The photograph shows the Souris spillway just north of the Canada/U.S.A. border in southwestern Manitoba. It carried water from glacial Lake Souris to the south to glacial Lake Hind to the north.[i] As with previous examples, it has a flat floor and steep sides, but in this case they are only 50 feet (15.2 m) high. Both sides are picked out by patches of scrubby trees (1 and 2) in slightly wetter areas of this dry part of Manitoba. The Souris River 3, which has obviously been straightened, flows from south to north. A light-toned embankment 4 can be seen along the east side of the river. Several small intermittent streams 5 flow towards the main river. Land on either side of the spillway is extremely flat.

In this driest part of Manitoba, water is scarce resulting in the damming of two creeks to create reservoirs 6 and construction of two dugouts 7. Some section lines of the DLS system can be seen 8 and in the southeast is a gravel road—light-toned—constructed along one of them 9.

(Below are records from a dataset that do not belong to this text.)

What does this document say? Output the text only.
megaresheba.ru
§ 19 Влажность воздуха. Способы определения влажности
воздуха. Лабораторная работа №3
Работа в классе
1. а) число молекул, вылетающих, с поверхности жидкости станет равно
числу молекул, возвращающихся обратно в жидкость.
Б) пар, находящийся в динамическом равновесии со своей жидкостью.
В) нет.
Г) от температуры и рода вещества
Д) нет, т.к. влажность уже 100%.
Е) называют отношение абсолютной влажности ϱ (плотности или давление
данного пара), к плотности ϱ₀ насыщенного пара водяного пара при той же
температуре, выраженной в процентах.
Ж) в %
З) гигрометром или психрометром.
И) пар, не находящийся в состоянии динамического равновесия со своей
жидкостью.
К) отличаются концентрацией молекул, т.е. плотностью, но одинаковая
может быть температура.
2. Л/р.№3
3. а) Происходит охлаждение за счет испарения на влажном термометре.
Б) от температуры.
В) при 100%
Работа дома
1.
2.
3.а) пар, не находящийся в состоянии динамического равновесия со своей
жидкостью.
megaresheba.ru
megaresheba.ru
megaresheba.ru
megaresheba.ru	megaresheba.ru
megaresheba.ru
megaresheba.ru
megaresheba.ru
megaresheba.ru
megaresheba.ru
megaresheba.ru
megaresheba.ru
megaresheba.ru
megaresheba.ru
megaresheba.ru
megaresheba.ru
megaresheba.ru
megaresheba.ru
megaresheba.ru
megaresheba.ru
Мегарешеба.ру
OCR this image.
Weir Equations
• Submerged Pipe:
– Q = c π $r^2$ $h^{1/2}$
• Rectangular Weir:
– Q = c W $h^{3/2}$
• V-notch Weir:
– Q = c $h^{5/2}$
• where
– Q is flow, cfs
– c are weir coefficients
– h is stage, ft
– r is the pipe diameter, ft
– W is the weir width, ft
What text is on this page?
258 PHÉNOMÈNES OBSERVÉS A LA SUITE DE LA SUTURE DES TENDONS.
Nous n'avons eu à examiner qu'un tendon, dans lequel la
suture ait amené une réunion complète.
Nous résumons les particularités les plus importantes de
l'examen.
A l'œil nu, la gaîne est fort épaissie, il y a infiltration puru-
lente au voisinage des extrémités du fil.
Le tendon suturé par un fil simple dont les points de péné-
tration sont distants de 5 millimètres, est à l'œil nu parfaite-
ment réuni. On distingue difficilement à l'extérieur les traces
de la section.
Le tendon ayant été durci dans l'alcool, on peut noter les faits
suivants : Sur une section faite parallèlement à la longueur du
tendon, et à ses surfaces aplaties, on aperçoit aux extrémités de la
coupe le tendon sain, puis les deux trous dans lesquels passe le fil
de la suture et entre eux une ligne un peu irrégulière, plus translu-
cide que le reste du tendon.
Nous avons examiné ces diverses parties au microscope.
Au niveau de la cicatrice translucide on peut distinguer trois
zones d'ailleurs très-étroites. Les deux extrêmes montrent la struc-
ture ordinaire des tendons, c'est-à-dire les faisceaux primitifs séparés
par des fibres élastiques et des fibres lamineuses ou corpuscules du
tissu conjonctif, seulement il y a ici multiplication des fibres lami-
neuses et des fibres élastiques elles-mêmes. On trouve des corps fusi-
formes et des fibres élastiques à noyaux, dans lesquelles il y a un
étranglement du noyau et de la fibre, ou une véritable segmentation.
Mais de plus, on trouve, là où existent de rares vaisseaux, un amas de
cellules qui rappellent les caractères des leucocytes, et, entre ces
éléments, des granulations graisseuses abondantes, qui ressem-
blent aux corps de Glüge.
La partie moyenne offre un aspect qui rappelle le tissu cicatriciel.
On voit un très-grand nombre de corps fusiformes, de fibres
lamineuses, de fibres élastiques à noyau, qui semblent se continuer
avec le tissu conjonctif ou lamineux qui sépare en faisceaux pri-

Figure 3.77: The Souris Spillway South of Coulter

Figure 3.77: The Souris Spillway South of Coulter

Figure 3.77

Vertical air photograph: A16181-17

Flight height: 10,500 feet a.s.l.; lens focal length: 152.63 mm

Date: July 20, 1958

Scale: 1:18,100 (approx.)

Location: Township 1; Ranges 26 and 27 WI

Map sheets: 1:250,000 62F Virden

1:50,000 62F/ 2 Waskada


[i] For details see Kehew, A. E. and Clayton, L. “Wisconsinan floods and development of the Souris-Pembina spillway system in Saskatchewan, North Dakota and Manitoba” in Glacial Lake Agassiz eds. J. T. Teller and L. Clayton. St. Johns: Geological Association of Canada, Special Paper 26, 1983, 187-209.